Let $\phi$ and $\tilde{f}$ be functions on $I$ defined by
$$
\phi(x) = \frac{s-px}{1-p}, \qquad
\tilde{f}(x)
= \begin{cases}
f(x), & x \geq s \\
\frac{f(s) - (1-p)f(\phi(x))}{p}, & x < s
\end{cases}
$$
Notice that item 2 of the theorem is equivalent to the inequality $f(x) \geq \tilde{f}(x)$ for all $x \in I$. Now consider a random variable $X$ taking values in $\{x_1,\cdots,x_n\} \subseteq I$ with $P[X = x_i] = p_i$ such that $E[X] \geq s$. We want to prove that $E[f(X)] \geq f(EX)$. Write
$$
E[f(X)]
\geq E[\tilde{f}(X)]
= E\left[ \frac{f(s) - (1-p)f(\phi(X))}{p} ; X < s\right] + E[f(X); X \geq s]
$$
and notice that $E[f(X) \mid X \geq s] \geq f(E[X \mid X \geq s])$ by the Jensen's inequality. Combining altogether, if we let $m_+ = E[X \mid X \geq s]$, then it suffices to prove that
$$
\frac{P[X < s]}{p}f(s) + P[X \geq s] f(m_+) \geq \frac{1-p}{p} E[ f(\phi(X)) ; X < s] + f(E X) \tag{*}
$$
The following claim is useful for our purpose:
Claim.
If $j$ is any index such that $x_j < s$, then $\phi(x_j) \in (s, m_+]$.

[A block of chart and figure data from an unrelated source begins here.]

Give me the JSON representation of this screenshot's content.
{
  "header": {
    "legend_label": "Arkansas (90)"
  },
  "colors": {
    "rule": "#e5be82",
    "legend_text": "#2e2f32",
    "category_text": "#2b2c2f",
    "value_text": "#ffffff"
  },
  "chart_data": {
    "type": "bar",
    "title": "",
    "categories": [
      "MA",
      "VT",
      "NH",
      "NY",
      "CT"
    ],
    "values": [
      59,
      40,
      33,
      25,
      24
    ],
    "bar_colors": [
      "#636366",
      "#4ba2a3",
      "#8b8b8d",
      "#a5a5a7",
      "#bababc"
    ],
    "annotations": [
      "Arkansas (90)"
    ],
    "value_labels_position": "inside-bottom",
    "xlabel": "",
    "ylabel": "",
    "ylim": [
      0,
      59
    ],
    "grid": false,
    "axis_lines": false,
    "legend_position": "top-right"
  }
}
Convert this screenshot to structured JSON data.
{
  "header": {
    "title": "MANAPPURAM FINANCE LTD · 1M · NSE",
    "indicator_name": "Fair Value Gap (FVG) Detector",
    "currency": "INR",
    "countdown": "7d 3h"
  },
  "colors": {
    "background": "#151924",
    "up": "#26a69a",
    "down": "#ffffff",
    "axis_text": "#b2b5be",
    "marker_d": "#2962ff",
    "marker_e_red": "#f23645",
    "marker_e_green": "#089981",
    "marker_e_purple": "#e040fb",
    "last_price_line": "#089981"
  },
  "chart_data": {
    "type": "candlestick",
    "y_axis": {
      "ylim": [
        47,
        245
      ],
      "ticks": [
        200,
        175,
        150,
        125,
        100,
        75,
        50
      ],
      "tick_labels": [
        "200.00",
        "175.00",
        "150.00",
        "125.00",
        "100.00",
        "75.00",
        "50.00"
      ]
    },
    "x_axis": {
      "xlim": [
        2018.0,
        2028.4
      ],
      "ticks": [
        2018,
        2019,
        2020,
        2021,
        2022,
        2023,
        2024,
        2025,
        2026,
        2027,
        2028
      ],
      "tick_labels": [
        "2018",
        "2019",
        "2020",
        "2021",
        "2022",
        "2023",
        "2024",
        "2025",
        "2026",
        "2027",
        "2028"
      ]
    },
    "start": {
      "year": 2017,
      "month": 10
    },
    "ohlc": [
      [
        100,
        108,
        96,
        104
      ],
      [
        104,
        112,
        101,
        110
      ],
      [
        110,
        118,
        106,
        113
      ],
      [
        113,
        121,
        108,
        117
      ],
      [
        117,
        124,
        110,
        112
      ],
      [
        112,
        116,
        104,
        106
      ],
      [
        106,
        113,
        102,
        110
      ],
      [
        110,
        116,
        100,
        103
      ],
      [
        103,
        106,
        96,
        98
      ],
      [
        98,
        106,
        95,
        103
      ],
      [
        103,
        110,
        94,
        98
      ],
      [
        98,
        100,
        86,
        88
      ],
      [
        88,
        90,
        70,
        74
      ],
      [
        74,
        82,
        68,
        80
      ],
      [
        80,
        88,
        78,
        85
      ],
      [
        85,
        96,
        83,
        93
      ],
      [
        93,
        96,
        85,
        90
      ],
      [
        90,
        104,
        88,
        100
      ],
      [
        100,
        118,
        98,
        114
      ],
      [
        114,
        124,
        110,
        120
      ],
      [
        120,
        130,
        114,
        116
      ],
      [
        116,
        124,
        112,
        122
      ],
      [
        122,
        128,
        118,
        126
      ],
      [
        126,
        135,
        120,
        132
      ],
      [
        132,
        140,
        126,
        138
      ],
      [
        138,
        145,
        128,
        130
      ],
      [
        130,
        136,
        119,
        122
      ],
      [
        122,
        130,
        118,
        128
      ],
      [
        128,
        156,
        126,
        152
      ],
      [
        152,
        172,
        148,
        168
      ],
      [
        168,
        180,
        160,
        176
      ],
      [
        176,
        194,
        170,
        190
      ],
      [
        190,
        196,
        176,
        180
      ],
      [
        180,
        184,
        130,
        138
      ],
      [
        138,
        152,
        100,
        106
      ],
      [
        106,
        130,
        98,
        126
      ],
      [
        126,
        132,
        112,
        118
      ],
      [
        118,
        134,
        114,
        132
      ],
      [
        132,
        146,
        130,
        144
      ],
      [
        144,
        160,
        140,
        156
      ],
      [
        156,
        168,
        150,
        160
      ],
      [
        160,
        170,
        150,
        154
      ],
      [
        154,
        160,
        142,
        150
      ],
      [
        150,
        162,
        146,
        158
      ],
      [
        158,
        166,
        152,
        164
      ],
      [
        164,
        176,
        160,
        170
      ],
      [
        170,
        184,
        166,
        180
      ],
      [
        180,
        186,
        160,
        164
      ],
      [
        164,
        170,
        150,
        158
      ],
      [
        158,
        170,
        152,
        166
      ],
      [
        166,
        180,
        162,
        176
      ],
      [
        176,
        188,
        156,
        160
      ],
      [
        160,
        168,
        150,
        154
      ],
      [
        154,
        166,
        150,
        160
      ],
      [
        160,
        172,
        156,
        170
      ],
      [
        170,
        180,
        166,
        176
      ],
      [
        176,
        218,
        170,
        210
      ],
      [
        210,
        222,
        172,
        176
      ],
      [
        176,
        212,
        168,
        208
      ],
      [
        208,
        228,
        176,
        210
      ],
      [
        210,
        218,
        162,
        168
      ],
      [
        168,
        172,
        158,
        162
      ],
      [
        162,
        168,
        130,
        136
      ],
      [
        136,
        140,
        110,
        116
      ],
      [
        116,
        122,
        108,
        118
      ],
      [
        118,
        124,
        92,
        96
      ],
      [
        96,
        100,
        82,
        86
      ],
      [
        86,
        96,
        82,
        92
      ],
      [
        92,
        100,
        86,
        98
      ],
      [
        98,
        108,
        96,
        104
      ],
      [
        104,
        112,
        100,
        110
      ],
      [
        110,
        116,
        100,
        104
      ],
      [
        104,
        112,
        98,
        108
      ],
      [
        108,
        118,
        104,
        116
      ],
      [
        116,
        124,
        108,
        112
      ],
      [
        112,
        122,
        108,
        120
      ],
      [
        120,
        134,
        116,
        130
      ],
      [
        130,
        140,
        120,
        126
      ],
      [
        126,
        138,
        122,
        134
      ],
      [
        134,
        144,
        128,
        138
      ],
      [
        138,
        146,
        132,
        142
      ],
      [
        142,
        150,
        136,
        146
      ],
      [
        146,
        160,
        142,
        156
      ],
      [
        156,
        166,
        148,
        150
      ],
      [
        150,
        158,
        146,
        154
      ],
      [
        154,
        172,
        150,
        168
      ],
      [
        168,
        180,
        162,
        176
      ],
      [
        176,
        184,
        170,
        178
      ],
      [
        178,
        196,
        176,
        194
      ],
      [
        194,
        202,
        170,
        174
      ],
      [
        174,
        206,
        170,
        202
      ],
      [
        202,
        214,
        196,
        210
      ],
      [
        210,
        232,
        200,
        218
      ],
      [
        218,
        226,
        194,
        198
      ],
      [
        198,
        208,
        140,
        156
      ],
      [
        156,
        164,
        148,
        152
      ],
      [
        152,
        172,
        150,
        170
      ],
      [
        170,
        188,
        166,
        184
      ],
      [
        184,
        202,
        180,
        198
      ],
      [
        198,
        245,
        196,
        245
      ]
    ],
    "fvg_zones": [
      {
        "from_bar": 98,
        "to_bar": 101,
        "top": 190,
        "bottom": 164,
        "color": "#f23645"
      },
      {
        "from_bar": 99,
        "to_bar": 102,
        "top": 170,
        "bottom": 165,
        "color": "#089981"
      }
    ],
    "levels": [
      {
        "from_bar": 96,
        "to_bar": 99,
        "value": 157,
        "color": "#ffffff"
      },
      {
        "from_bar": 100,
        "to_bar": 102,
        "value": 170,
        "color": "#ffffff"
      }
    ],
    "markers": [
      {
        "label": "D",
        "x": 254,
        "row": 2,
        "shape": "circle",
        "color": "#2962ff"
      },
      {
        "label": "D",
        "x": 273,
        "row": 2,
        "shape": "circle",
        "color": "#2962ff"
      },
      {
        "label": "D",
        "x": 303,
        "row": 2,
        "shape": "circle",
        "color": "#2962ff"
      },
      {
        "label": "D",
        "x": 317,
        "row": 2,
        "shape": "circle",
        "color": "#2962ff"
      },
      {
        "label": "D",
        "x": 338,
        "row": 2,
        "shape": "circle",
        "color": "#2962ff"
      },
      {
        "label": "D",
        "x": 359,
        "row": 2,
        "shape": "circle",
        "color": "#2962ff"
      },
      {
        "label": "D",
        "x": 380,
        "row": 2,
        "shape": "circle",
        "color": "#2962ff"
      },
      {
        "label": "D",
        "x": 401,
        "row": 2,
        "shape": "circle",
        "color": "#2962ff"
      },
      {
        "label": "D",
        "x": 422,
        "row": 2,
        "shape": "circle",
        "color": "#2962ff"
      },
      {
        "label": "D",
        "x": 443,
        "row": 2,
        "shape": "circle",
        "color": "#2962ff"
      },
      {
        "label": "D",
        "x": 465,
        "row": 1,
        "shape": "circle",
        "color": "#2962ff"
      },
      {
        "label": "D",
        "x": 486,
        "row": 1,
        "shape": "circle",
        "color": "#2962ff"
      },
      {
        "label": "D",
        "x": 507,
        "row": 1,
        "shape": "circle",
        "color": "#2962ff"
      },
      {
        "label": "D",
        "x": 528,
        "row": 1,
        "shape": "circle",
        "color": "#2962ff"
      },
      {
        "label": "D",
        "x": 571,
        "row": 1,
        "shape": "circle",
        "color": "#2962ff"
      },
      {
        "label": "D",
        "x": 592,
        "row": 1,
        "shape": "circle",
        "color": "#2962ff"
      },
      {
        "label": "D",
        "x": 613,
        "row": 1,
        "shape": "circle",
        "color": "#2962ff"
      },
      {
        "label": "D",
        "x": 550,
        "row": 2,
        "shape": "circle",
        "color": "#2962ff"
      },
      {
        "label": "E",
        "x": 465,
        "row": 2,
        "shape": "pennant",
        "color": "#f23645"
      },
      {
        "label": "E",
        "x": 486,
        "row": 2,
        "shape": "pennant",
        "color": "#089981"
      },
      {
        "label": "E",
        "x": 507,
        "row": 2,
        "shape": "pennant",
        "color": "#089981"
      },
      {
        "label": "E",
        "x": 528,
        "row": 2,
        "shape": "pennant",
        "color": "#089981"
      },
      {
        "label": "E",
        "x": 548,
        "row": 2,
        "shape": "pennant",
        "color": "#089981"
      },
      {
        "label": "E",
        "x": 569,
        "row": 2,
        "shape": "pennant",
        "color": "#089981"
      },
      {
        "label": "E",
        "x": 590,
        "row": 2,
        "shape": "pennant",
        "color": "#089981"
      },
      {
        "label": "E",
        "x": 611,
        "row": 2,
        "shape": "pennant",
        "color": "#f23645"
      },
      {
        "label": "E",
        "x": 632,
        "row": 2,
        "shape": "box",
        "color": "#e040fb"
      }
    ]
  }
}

Indeed $\phi(x_j) > s$ is easy to check. To prove the upper bound, let $\tilde{X}$ be a random variable such that
$$
P[\tilde{X} = x_i] =
\begin{cases}
p_i/(1-p), & i \neq j \\
(p_i - p)/(1-p), & i = j
\end{cases}
$$
Then we easily check that $E[\tilde{X} \mid \tilde{X} \geq s] = m_+$ and hence
$$
\phi(x_j)
\leq \frac{(EX) - x_j p}{1-p}
= E[\tilde{X}]
\leq E[\tilde{X} \mid \tilde{X} \geq s]
= m_+.
$$
This completes the proof of Claim. Therefore, if we write
$$
\mu = \frac{1-p}{p} P[\phi(X) \in \cdot \, ; X < s] + \delta_{E X}, \qquad
\nu = \frac{P[X < s]}{p} \delta_s + P[X \geq s]\delta_{m_+}
$$
then by the claim above both $\mu$ and $\nu$ are finite measures on $[s, m_+]$ and $\text{(*)}$ is equivalent to the inequality
$$
\int_{[s,m_+]} f(x) \, \mu(dx) \leq \int_{[s,m_+]} f(x) \, \nu(dx).
$$
Finally, this inequality follows from the lemma above since
$$
\mu([s,m_+]) = \frac{p[X < s]}{p} + P[X \geq s] = \nu([s,m_+])
$$
and
$$
\int_{[s,m_+]} x \, \mu(dx)
= \frac{P[X < s]}{p}s + E[X ; X \geq s]
= \int_{[s,m_+]} x \, \nu(dx)
$$
and $\nu$ is supported on $\{s, m_+\}$. Therefore the desired claim $E [f(X)] \geq f(EX)$ follows. ////
References.
- [CVB11] Cirtoaje, Vasile, and Alina Baiesu. "An extension of Jensen's discrete inequality to half convex functions." Journal of Inequalities and Applications 2011, no. 1 (2011): 101.